Personal information
- Full name: Robert John Carmody
- Nickname: Butterball
- Born: September 4, 1938 Brooklyn, New York, U.S.
- Died: October 27, 1967 (aged 29) near Saigon, Vietnam
- Height: 5 ft 2 in (1.58 m)
- Weight: 112 lb (51 kg)

Sport
- Sport: Boxing
- Weight class: Flyweight (-51 kg)

Medal record
Men's boxing
Representing the United States
Olympic Games
| Bronze medal – third place | 1964 Tokyo | Flyweight |
Pan American Games
| Bronze medal – third place | 1963 São Paulo | Flyweight |

= Robert Carmody =

American boxer

Robert John Carmody (September 4, 1938 – October 27, 1967) was an American boxer whose career, which had included a bronze medal at the 1964 Summer Olympics in Tokyo as part of the flyweight division, was cut short when he was killed in action serving with the United States Army in the Vietnam War.

==Early life==
Born in 1938 to lower-class parents in Brooklyn, Carmody learned his trade in street fights near his home before joining the Army in 1957 and signing up for boxing classes with a close friend.

==Amateur career==
Carmody proved a natural, and was quickly chosen to represent the 11th Airborne Division, continuing in this position after their deployment to Germany in 1958. In 1961, Carmody won his first All-Army flyweight boxing title, retaining it for the next four years until 1965. He also won the International Military Sports Council title in 1962 and garnered a bronze at the 1963 Pan American Games.
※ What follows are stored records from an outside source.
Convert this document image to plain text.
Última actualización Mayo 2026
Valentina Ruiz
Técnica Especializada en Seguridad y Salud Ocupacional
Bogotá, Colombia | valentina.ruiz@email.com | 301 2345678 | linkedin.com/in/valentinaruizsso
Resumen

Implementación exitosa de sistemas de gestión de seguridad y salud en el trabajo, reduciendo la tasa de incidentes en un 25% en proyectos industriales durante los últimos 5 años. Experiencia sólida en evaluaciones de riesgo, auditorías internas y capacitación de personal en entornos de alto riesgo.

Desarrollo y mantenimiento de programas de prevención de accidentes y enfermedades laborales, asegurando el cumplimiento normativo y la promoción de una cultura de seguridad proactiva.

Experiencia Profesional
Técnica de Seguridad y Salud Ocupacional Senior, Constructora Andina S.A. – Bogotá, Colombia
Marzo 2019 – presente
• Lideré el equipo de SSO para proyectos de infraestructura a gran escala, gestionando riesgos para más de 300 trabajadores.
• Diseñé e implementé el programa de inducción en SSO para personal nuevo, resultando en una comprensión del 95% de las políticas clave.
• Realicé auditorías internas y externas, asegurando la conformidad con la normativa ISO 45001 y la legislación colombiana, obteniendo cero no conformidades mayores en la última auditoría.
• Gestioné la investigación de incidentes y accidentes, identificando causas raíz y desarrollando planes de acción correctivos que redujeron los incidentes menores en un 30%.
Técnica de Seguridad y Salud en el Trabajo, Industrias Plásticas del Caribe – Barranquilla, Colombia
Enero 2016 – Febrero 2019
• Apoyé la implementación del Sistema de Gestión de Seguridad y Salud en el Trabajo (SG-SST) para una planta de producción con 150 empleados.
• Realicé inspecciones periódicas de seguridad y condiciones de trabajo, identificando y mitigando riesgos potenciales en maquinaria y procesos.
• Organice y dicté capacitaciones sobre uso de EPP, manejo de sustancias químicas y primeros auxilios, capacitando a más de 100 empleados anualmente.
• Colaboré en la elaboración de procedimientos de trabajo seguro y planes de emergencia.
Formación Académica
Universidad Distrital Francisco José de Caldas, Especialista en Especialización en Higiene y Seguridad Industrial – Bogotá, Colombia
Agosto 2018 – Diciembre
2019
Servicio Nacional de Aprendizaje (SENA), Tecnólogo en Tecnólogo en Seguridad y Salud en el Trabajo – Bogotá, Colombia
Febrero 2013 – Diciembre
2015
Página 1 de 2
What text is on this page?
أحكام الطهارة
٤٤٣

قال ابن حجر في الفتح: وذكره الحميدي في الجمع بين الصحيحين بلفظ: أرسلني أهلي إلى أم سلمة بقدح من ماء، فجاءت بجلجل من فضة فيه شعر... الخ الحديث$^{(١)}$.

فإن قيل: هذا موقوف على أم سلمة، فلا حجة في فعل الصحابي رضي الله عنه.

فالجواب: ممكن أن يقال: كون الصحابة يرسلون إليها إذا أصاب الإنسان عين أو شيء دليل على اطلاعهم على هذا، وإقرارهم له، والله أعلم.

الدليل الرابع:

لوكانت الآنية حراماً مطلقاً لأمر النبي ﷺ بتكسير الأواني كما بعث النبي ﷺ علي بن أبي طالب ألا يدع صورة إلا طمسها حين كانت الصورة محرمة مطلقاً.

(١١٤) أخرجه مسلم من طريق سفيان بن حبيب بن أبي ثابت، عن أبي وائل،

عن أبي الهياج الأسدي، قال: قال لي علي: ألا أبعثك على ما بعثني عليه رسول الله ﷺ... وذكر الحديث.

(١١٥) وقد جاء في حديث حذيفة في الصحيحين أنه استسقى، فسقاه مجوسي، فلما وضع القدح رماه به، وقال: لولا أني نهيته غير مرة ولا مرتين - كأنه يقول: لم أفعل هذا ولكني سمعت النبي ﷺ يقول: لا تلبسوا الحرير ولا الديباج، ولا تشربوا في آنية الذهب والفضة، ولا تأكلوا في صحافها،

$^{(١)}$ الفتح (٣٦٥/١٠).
Attending the Olympic trials at the 1964 New York World's Fair the following year, Carmody won a shock victory over the favored Melvin Miller to secure a place on the 1964 Olympic team. At the training camp, Carmody formed a close friendship with Joe Frazier, at one point reportedly talking Frazier out of quitting the sport following an unexpected defeat. At the Olympics Carmody suffered a bruised hand, but still beat the Nepalese Thapa Namsing and the German Otto Babiasch before losing in the semi-finals to the eventual winner Fernando Atzori, thus claiming a bronze medal.

===1964 Olympic results===
- Round of 32: bye
- Round of 16: Defeated Nam Singh Thapa (Nepal) RSC
- Quarterfinal: Defeated Otto Babiasch (Unified Team of Germany) 4–1
- Semifinal: Lost to Fernando Atzori (Italy) 1–4 (was awarded bronze medal)

==Outside the ring==
After the Olympics, Carmody met and married Merry Sykes in Germany, and the two settled down into army family life, Robert and Merry had two children, Terri a daughter who lives in Roseville, CA and Robert Jr. a son who lives in Reno, NV with Carmody training several boxing teams at the International Military Sports Council games, including the U.S. Army squad and the Iraqi army boxing team.

==Death==
In June 1967 Carmody was called up to go to Vietnam with his unit, D Troop of the U.S. 17th Cavalry Regiment. Several weeks after arriving, Carmody was killed in action while on a routine six-man foot patrol just to the north of Saigon when the patrol was ambushed by Viet Cong guerillas. Four other members of the patrol were killed and the single survivor reached safety after an arduous journey of eleven hours. Sergeant Carmody was posthumously awarded the Bronze Star for his valor for his actions during the ambush.